Genomics and Genetic Engineering of Rice for Tolerance to Ozone and Anoxia

Rice is one of the dominant staple foods of Southeast Asia; its production has been affected by a number of abiotic and biotic factors. Oxides of nitrogen, carbon monoxide and volatile organic compounds produced from vehicles and industries interact with ultraviolet light and form tropospheric ozone. Excessive ozone in the troposphere and anoxia caused by submergence of plants are two important abiotic stresses causing extensive damage to the rice crop. The physiology and growth of rice is extremely susceptible to ozone stress, which can cause reduction in productivity of the crop. Therefore, it is a call of the time to address these abiotic stresses to safeguard the rice production system. Recent advancements in genomics facilitate the identification of various quantitative trait loci (QTLs) and single nucleotide polymorphisms related with tolerance to both these stressors.
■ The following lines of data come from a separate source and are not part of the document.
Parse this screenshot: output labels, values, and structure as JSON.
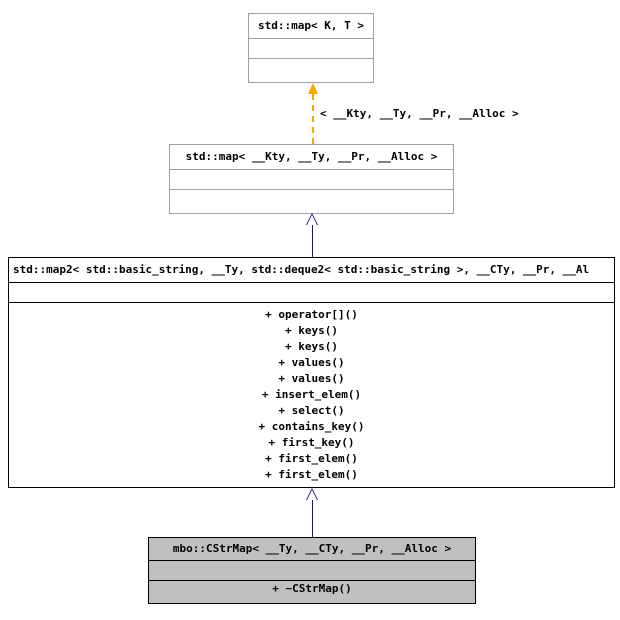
{
  "diagram": {
    "kind": "uml-class-inheritance-diagram",
    "background_color": "#ffffff"
  },
  "classes": {
    "base_template": {
      "title": "std::map< K, T >",
      "attributes": [],
      "operations": []
    },
    "instantiated_map": {
      "title": "std::map< __Kty, __Ty, __Pr, __Alloc >",
      "attributes": [],
      "operations": []
    },
    "map2": {
      "title": "std::map2< std::basic_string, __Ty, std::deque2< std::basic_string >, __CTy, __Pr, __Al",
      "attributes": [],
      "operations": [
        "+ operator[]()",
        "+ keys()",
        "+ keys()",
        "+ values()",
        "+ values()",
        "+ insert_elem()",
        "+ select()",
        "+ contains_key()",
        "+ first_key()",
        "+ first_elem()",
        "+ first_elem()"
      ]
    },
    "cstrmap": {
      "title": "mbo::CStrMap< __Ty, __CTy, __Pr, __Alloc >",
      "attributes": [],
      "operations": [
        "+ ~CStrMap()"
      ]
    }
  },
  "edges": {
    "template_binding": {
      "label": "< __Kty, __Ty, __Pr, __Alloc >",
      "style": "dashed",
      "color": "#f7a70a",
      "arrowhead": "filled-triangle"
    },
    "inheritance_map_to_map2": {
      "label": "",
      "style": "solid",
      "color": "#1a1a6e",
      "arrowhead": "hollow-triangle"
    },
    "inheritance_map2_to_cstrmap": {
      "label": "",
      "style": "solid",
      "color": "#1a1a6e",
      "arrowhead": "hollow-triangle"
    }
  },
  "colors": {
    "box_border_grey": "#a0a0a0",
    "box_border_black": "#000000",
    "box_fill_white": "#ffffff",
    "box_fill_grey": "#c0c0c0",
    "edge_navy": "#1a1a6e",
    "edge_orange": "#f7a70a"
  }
}
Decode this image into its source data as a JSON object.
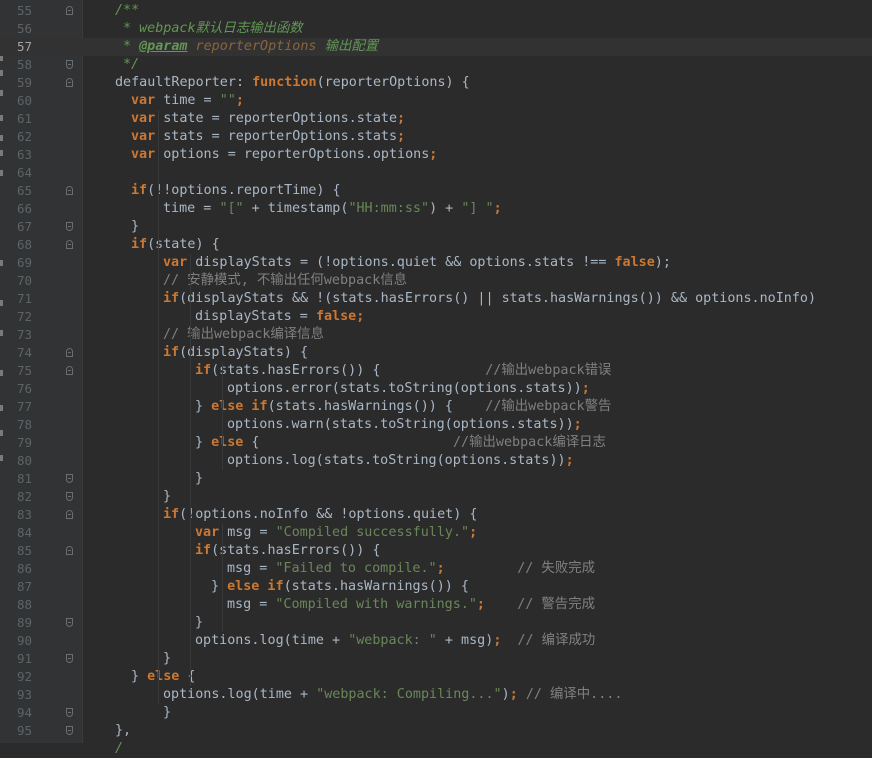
{
  "editor": {
    "current_line": 57,
    "lines": [
      {
        "n": "55",
        "fold": "start",
        "indent": 7,
        "tokens": [
          {
            "t": "/**",
            "c": "doc"
          }
        ]
      },
      {
        "n": "56",
        "fold": "",
        "indent": 8,
        "tokens": [
          {
            "t": "* webpack",
            "c": "doc"
          },
          {
            "t": "默认日志输出函数",
            "c": "doc"
          }
        ]
      },
      {
        "n": "57",
        "fold": "",
        "indent": 8,
        "tokens": [
          {
            "t": "* ",
            "c": "doc"
          },
          {
            "t": "@param",
            "c": "tag"
          },
          {
            "t": " reporterOptions ",
            "c": "docp"
          },
          {
            "t": "输出配置",
            "c": "doc"
          }
        ]
      },
      {
        "n": "58",
        "fold": "end",
        "indent": 8,
        "tokens": [
          {
            "t": "*/",
            "c": "doc"
          }
        ]
      },
      {
        "n": "59",
        "fold": "start",
        "indent": 7,
        "tokens": [
          {
            "t": "defaultReporter",
            "c": ""
          },
          {
            "t": ": ",
            "c": ""
          },
          {
            "t": "function",
            "c": "kw"
          },
          {
            "t": "(reporterOptions) {",
            "c": ""
          }
        ]
      },
      {
        "n": "60",
        "fold": "",
        "indent": 9,
        "tokens": [
          {
            "t": "var",
            "c": "kw"
          },
          {
            "t": " time = ",
            "c": ""
          },
          {
            "t": "\"\"",
            "c": "str"
          },
          {
            "t": ";",
            "c": "kw"
          }
        ]
      },
      {
        "n": "61",
        "fold": "",
        "indent": 9,
        "tokens": [
          {
            "t": "var",
            "c": "kw"
          },
          {
            "t": " state = reporterOptions.state",
            "c": ""
          },
          {
            "t": ";",
            "c": "kw"
          }
        ]
      },
      {
        "n": "62",
        "fold": "",
        "indent": 9,
        "tokens": [
          {
            "t": "var",
            "c": "kw"
          },
          {
            "t": " stats = reporterOptions.stats",
            "c": ""
          },
          {
            "t": ";",
            "c": "kw"
          }
        ]
      },
      {
        "n": "63",
        "fold": "",
        "indent": 9,
        "tokens": [
          {
            "t": "var",
            "c": "kw"
          },
          {
            "t": " options = reporterOptions.options",
            "c": ""
          },
          {
            "t": ";",
            "c": "kw"
          }
        ]
      },
      {
        "n": "64",
        "fold": "",
        "indent": 0,
        "tokens": []
      },
      {
        "n": "65",
        "fold": "start",
        "indent": 9,
        "tokens": [
          {
            "t": "if",
            "c": "kw"
          },
          {
            "t": "(!!options.reportTime) {",
            "c": ""
          }
        ]
      },
      {
        "n": "66",
        "fold": "",
        "indent": 13,
        "tokens": [
          {
            "t": "time = ",
            "c": ""
          },
          {
            "t": "\"[\"",
            "c": "str"
          },
          {
            "t": " + timestamp(",
            "c": ""
          },
          {
            "t": "\"HH:mm:ss\"",
            "c": "str"
          },
          {
            "t": ") + ",
            "c": ""
          },
          {
            "t": "\"] \"",
            "c": "str"
          },
          {
            "t": ";",
            "c": "kw"
          }
        ]
      },
      {
        "n": "67",
        "fold": "end",
        "indent": 9,
        "tokens": [
          {
            "t": "}",
            "c": ""
          }
        ]
      },
      {
        "n": "68",
        "fold": "start",
        "indent": 9,
        "tokens": [
          {
            "t": "if",
            "c": "kw"
          },
          {
            "t": "(state) {",
            "c": ""
          }
        ]
      },
      {
        "n": "69",
        "fold": "",
        "indent": 13,
        "tokens": [
          {
            "t": "var",
            "c": "kw"
          },
          {
            "t": " displayStats = (!options.quiet && options.stats !== ",
            "c": ""
          },
          {
            "t": "false",
            "c": "kw"
          },
          {
            "t": ");",
            "c": ""
          }
        ]
      },
      {
        "n": "70",
        "fold": "",
        "indent": 13,
        "tokens": [
          {
            "t": "// 安静模式, 不输出任何webpack信息",
            "c": "cmt"
          }
        ]
      },
      {
        "n": "71",
        "fold": "",
        "indent": 13,
        "tokens": [
          {
            "t": "if",
            "c": "kw"
          },
          {
            "t": "(displayStats && !(stats.hasErrors() || stats.hasWarnings()) && options.noInfo)",
            "c": ""
          }
        ]
      },
      {
        "n": "72",
        "fold": "",
        "indent": 17,
        "tokens": [
          {
            "t": "displayStats = ",
            "c": ""
          },
          {
            "t": "false",
            "c": "kw"
          },
          {
            "t": ";",
            "c": "kw"
          }
        ]
      },
      {
        "n": "73",
        "fold": "",
        "indent": 13,
        "tokens": [
          {
            "t": "// 输出webpack编译信息",
            "c": "cmt"
          }
        ]
      },
      {
        "n": "74",
        "fold": "start",
        "indent": 13,
        "tokens": [
          {
            "t": "if",
            "c": "kw"
          },
          {
            "t": "(displayStats) {",
            "c": ""
          }
        ]
      },
      {
        "n": "75",
        "fold": "start",
        "indent": 17,
        "tokens": [
          {
            "t": "if",
            "c": "kw"
          },
          {
            "t": "(stats.hasErrors()) {             ",
            "c": ""
          },
          {
            "t": "//输出webpack错误",
            "c": "cmt"
          }
        ]
      },
      {
        "n": "76",
        "fold": "",
        "indent": 21,
        "tokens": [
          {
            "t": "options.error(stats.toString(options.stats))",
            "c": ""
          },
          {
            "t": ";",
            "c": "kw"
          }
        ]
      },
      {
        "n": "77",
        "fold": "",
        "indent": 17,
        "tokens": [
          {
            "t": "} ",
            "c": ""
          },
          {
            "t": "else if",
            "c": "kw"
          },
          {
            "t": "(stats.hasWarnings()) {    ",
            "c": ""
          },
          {
            "t": "//输出webpack警告",
            "c": "cmt"
          }
        ]
      },
      {
        "n": "78",
        "fold": "",
        "indent": 21,
        "tokens": [
          {
            "t": "options.warn(stats.toString(options.stats))",
            "c": ""
          },
          {
            "t": ";",
            "c": "kw"
          }
        ]
      },
      {
        "n": "79",
        "fold": "",
        "indent": 17,
        "tokens": [
          {
            "t": "} ",
            "c": ""
          },
          {
            "t": "else",
            "c": "kw"
          },
          {
            "t": " {                        ",
            "c": ""
          },
          {
            "t": "//输出webpack编译日志",
            "c": "cmt"
          }
        ]
      },
      {
        "n": "80",
        "fold": "",
        "indent": 21,
        "tokens": [
          {
            "t": "options.log(stats.toString(options.stats))",
            "c": ""
          },
          {
            "t": ";",
            "c": "kw"
          }
        ]
      },
      {
        "n": "81",
        "fold": "end",
        "indent": 17,
        "tokens": [
          {
            "t": "}",
            "c": ""
          }
        ]
      },
      {
        "n": "82",
        "fold": "end",
        "indent": 13,
        "tokens": [
          {
            "t": "}",
            "c": ""
          }
        ]
      },
      {
        "n": "83",
        "fold": "start",
        "indent": 13,
        "tokens": [
          {
            "t": "if",
            "c": "kw"
          },
          {
            "t": "(!options.noInfo && !options.quiet) {",
            "c": ""
          }
        ]
      },
      {
        "n": "84",
        "fold": "",
        "indent": 17,
        "tokens": [
          {
            "t": "var",
            "c": "kw"
          },
          {
            "t": " msg = ",
            "c": ""
          },
          {
            "t": "\"Compiled successfully.\"",
            "c": "str"
          },
          {
            "t": ";",
            "c": "kw"
          }
        ]
      },
      {
        "n": "85",
        "fold": "start",
        "indent": 17,
        "tokens": [
          {
            "t": "if",
            "c": "kw"
          },
          {
            "t": "(stats.hasErrors()) {",
            "c": ""
          }
        ]
      },
      {
        "n": "86",
        "fold": "",
        "indent": 21,
        "tokens": [
          {
            "t": "msg = ",
            "c": ""
          },
          {
            "t": "\"Failed to compile.\"",
            "c": "str"
          },
          {
            "t": ";         ",
            "c": "kw"
          },
          {
            "t": "// 失败完成",
            "c": "cmt"
          }
        ]
      },
      {
        "n": "87",
        "fold": "",
        "indent": 19,
        "tokens": [
          {
            "t": "} ",
            "c": ""
          },
          {
            "t": "else if",
            "c": "kw"
          },
          {
            "t": "(stats.hasWarnings()) {",
            "c": ""
          }
        ]
      },
      {
        "n": "88",
        "fold": "",
        "indent": 21,
        "tokens": [
          {
            "t": "msg = ",
            "c": ""
          },
          {
            "t": "\"Compiled with warnings.\"",
            "c": "str"
          },
          {
            "t": ";    ",
            "c": "kw"
          },
          {
            "t": "// 警告完成",
            "c": "cmt"
          }
        ]
      },
      {
        "n": "89",
        "fold": "end",
        "indent": 17,
        "tokens": [
          {
            "t": "}",
            "c": ""
          }
        ]
      },
      {
        "n": "90",
        "fold": "",
        "indent": 17,
        "tokens": [
          {
            "t": "options.log(time + ",
            "c": ""
          },
          {
            "t": "\"webpack: \"",
            "c": "str"
          },
          {
            "t": " + msg)",
            "c": ""
          },
          {
            "t": ";  ",
            "c": "kw"
          },
          {
            "t": "// 编译成功",
            "c": "cmt"
          }
        ]
      },
      {
        "n": "91",
        "fold": "end",
        "indent": 13,
        "tokens": [
          {
            "t": "}",
            "c": ""
          }
        ]
      },
      {
        "n": "92",
        "fold": "",
        "indent": 9,
        "tokens": [
          {
            "t": "} ",
            "c": ""
          },
          {
            "t": "else",
            "c": "kw"
          },
          {
            "t": " {",
            "c": ""
          }
        ]
      },
      {
        "n": "93",
        "fold": "",
        "indent": 13,
        "tokens": [
          {
            "t": "options.log(time + ",
            "c": ""
          },
          {
            "t": "\"webpack: Compiling...\"",
            "c": "str"
          },
          {
            "t": ")",
            "c": ""
          },
          {
            "t": "; ",
            "c": "kw"
          },
          {
            "t": "// 编译中....",
            "c": "cmt"
          }
        ]
      },
      {
        "n": "94",
        "fold": "end",
        "indent": 13,
        "tokens": [
          {
            "t": "}",
            "c": ""
          }
        ]
      },
      {
        "n": "95",
        "fold": "end",
        "indent": 7,
        "tokens": [
          {
            "t": "},",
            "c": ""
          }
        ]
      },
      {
        "n": "",
        "fold": "",
        "indent": 7,
        "tokens": [
          {
            "t": "/",
            "c": "doc"
          }
        ]
      }
    ]
  },
  "colors": {
    "background": "#2b2b2b",
    "gutter": "#313335",
    "keyword": "#cc7832",
    "string": "#6a8759",
    "comment": "#808080",
    "doc_comment": "#629755",
    "default_text": "#a9b7c6"
  }
}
It is assumed that the trait is controlled by multiple medium-effect loci rather than by a single large-effect locus. However, the underlying mechanism of stress tolerance is yet to be investigated, or in other words, the target genes that could be engineered in high-yielding varieties are yet to be fished out. The present chapter summarises the available knowledge on molecular physiology of hyper ozone concentration and anoxia tolerance in rice plant.